David Flynn, fundador de Hammerspace, ha presentado un innovador concepto de arquitectura SSD denominado StreamFast. Este sistema busca optimizar el almacenamiento de alta capacidad eliminando componentes que actualmente consumen una cantidad significativa de memoria y energía. La propuesta se está desarrollando bajo una nueva unidad de negocio, StreamFast, en colaboración con el grupo Open Flash Platform.

Adiós a la FTL: Un nuevo enfoque para el almacenamiento

El modelo actual de las unidades de estado sólido (SSD) requiere una cantidad considerable de memoria DRAM para almacenar la Flash Translation Layer (FTL), que se encarga de mapear las direcciones lógicas a las físicas. Flynn explica que esta sobrecarga se traduce en un consumo de un byte de RAM por cada kilobyte de memoria flash. En unidades de gran capacidad, como un petabyte (PB), esto implicaría la necesidad de un terabyte (TB) de DRAM. Esta dependencia de la DRAM se ha vuelto más crítica ante la actual demanda de memoria de alto ancho de banda para GPUs.

La solución: Interacción directa con la memoria flash

StreamFast propone eliminar por completo la FTL y permitir que el sistema de archivos interactúe directamente con la memoria flash. En lugar de la abstracción de bloques, el sistema utiliza direcciones secuenciales asignadas por el propio dispositivo. La SSD escribe los flujos de datos entrantes de forma continua y devuelve estas direcciones al sistema de archivos del host. Esta escritura secuencial facilita la recuperación de datos tras un fallo, sin necesidad de rastrear cada dirección en memoria.

Beneficios de StreamFast: Fiabilidad y eficiencia energética

La principal ventaja de StreamFast es la drástica reducción en la necesidad de memoria RAM. Flynn estima que la proporción pasa a ser de un byte de RAM por cada megabyte de flash, lo que representa una mejora de mil a uno. Para una SSD de 1PB, esto significaría necesitar solo 1GB de memoria en el host, en lugar de 1TB dentro de la propia unidad. La eliminación de la FTL también minimiza la amplificación de escritura y reduce la generación de calor, ya que la DRAM del controlador suele ser un punto crítico de temperatura.

Un futuro más simple y eficiente

Este diseño simplificado no solo aumenta la fiabilidad de las SSD, sino que también abre la puerta a unidades con menor consumo energético. Esto las hace ideales para entornos con limitaciones de energía, como centros de datos sellados o incluso aplicaciones espaciales. La compañía ya está colaborando con diversos actores del ecosistema de la memoria flash, aunque los detalles específicos de las alianzas aún no se han revelado.

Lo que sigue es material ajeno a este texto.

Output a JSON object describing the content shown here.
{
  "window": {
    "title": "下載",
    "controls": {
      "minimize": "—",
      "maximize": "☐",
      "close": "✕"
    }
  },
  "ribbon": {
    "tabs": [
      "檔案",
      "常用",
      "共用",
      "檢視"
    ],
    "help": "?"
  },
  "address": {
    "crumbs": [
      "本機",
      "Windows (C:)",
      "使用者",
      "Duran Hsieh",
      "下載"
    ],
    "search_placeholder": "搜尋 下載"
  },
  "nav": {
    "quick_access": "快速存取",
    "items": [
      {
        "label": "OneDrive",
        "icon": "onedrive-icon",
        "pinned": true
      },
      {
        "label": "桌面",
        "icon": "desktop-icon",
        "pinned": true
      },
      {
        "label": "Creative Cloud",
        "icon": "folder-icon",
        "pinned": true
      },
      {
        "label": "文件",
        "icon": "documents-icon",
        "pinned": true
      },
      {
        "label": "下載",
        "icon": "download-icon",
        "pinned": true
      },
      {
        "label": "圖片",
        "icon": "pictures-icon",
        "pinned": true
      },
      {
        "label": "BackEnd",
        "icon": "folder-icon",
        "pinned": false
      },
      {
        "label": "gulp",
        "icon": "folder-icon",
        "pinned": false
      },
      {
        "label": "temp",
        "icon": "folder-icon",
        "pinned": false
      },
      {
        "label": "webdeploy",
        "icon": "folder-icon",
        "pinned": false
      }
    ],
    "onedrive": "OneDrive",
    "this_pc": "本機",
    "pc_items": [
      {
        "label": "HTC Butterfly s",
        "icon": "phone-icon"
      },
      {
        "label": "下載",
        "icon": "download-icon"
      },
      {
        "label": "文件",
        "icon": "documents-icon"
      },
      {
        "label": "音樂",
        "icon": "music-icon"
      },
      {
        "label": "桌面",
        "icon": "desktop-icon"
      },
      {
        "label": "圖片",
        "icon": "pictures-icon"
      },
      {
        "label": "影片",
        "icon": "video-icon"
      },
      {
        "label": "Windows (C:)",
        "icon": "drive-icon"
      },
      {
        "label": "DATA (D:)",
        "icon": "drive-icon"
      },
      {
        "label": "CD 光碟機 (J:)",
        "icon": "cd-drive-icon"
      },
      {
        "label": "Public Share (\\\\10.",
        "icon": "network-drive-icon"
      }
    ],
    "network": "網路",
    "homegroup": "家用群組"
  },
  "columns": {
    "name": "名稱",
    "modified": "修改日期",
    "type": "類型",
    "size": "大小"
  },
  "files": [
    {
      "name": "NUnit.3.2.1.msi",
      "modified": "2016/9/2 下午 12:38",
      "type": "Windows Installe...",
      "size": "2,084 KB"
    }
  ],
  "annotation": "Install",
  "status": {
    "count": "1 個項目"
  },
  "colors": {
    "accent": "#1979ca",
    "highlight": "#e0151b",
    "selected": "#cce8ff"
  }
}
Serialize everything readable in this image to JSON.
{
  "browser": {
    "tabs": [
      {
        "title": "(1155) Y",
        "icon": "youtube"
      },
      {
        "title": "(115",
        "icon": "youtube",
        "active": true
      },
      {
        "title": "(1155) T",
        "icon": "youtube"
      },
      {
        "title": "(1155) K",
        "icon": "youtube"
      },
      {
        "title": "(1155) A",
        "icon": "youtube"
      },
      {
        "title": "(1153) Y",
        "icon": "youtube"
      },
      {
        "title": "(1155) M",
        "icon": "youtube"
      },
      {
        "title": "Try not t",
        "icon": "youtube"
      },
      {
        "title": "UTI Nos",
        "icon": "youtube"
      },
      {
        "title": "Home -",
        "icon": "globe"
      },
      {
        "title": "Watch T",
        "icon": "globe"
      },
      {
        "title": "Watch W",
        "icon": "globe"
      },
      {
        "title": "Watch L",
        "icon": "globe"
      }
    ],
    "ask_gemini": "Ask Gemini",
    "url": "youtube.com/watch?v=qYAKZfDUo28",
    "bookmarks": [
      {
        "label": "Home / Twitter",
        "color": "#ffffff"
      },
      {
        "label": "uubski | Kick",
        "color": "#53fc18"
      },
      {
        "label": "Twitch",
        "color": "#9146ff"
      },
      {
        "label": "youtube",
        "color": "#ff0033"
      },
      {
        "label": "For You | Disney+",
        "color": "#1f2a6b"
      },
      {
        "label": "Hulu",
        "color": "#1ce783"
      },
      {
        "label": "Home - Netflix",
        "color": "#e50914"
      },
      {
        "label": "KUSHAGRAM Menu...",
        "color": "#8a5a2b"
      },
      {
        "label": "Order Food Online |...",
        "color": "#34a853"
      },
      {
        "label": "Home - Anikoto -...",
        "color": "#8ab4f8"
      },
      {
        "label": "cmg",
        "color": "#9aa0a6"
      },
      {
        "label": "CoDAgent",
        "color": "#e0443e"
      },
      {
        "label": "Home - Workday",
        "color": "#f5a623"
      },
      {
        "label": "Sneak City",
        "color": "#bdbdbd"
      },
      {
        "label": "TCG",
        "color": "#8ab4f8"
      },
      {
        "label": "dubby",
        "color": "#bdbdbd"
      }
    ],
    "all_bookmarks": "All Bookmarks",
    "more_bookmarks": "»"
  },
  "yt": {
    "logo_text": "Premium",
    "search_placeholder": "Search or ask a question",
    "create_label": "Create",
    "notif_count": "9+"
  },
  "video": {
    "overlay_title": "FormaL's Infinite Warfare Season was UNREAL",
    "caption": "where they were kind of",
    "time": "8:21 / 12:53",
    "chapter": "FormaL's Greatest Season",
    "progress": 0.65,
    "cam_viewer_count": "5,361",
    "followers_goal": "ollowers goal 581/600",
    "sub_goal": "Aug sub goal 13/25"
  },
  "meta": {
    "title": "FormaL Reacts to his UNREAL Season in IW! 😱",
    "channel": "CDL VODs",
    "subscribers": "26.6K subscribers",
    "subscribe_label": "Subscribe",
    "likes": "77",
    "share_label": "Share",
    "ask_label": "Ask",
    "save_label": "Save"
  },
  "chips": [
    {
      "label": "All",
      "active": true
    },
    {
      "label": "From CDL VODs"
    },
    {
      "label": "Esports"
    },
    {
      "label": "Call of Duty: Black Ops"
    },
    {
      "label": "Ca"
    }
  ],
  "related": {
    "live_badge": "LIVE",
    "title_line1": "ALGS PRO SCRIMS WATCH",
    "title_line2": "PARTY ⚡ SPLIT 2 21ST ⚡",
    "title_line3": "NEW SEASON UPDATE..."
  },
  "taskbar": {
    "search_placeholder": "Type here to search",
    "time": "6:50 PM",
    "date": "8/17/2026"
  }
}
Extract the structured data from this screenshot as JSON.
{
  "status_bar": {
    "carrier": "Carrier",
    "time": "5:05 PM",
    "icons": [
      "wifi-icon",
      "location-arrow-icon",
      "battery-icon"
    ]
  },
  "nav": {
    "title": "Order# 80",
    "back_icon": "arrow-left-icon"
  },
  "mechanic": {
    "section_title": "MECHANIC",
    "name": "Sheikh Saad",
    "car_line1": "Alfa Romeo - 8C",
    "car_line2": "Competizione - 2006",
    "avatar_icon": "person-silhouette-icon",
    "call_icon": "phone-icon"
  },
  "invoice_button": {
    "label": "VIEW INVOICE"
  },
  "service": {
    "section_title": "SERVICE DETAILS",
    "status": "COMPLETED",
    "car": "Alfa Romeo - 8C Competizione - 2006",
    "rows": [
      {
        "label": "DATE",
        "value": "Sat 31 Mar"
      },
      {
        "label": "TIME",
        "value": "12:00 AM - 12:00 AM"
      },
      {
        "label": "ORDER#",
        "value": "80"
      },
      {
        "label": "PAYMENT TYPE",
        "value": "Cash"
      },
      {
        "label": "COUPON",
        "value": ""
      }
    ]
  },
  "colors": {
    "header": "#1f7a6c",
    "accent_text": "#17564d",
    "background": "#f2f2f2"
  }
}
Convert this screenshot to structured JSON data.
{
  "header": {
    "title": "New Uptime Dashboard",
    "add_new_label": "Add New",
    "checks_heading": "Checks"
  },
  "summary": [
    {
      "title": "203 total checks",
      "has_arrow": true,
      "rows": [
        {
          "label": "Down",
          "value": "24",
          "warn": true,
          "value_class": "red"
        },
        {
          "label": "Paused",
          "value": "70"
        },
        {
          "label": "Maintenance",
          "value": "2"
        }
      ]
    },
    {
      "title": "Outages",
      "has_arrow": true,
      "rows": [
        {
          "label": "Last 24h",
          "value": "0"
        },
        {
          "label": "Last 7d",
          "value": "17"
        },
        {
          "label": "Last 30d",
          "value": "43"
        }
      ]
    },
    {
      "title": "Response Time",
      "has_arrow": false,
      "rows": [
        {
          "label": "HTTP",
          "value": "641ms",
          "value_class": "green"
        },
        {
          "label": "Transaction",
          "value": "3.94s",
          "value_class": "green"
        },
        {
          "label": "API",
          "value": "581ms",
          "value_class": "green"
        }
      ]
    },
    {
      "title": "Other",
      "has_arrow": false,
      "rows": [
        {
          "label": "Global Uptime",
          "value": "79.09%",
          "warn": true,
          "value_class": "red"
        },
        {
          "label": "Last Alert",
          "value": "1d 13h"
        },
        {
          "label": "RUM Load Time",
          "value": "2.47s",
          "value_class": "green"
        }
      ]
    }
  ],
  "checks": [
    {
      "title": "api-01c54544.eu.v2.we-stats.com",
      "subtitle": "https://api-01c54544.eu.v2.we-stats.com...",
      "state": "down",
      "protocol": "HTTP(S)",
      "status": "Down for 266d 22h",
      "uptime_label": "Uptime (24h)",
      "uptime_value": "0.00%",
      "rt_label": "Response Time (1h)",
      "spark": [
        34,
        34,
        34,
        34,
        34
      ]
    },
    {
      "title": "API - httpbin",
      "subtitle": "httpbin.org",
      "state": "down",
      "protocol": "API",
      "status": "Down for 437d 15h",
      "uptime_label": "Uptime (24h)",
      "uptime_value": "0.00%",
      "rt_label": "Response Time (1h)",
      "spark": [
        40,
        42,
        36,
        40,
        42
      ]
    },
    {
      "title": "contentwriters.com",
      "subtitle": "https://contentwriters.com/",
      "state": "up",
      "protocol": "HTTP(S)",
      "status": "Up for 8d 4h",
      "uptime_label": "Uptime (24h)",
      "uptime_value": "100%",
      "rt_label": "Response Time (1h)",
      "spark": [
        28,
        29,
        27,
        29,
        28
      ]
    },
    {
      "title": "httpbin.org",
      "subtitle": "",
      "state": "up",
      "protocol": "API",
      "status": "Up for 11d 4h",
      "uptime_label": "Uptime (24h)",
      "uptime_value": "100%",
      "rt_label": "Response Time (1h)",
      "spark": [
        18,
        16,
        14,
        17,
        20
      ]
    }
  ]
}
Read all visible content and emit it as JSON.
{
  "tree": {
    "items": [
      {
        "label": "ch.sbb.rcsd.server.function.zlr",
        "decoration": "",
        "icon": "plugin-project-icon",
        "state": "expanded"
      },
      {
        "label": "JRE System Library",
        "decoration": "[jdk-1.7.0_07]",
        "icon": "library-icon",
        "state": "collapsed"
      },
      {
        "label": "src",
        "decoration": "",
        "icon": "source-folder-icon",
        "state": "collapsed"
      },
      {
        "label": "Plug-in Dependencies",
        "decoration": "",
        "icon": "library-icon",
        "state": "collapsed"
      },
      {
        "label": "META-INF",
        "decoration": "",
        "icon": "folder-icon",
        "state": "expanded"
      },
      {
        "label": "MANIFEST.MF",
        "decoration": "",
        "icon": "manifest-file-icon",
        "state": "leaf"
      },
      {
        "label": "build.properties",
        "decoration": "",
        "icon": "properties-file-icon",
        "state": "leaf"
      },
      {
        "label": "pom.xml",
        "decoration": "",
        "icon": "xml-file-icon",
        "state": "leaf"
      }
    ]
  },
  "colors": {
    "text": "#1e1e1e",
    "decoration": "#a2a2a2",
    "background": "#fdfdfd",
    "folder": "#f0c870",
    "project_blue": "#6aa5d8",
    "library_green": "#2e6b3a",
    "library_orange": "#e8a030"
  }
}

En Scanline, nos mantenemos al día con las últimas novedades en tecnología de almacenamiento. Este avance podría ser crucial para el futuro del almacenamiento de datos y podría marcar un cambio significativo en la forma en que construimos dispositivos como las SSD. Si quieres saber más acerca de los nuevos avances tecnológicos, puedes leer más sobre las autorizaciones de exportación de chips Nvidia a China.

Esta innovación en el diseño de SSDs podría tener implicaciones interesantes para el desarrollo de nuevas tecnologías, así como mejorar la eficiencia energética, lo cual es cada vez más importante. En este sentido, la optimización energética es un aspecto crucial para el desarrollo de tecnologías futuras, de manera similar a como Intel y Samsung se unen para reducir el consumo de OLED.

Para los entusiastas de la tecnología, esta podría ser una noticia apasionante. Finalmente, es importante seguir de cerca la evolución de este tipo de tecnologías para comprender mejor el futuro del almacenamiento.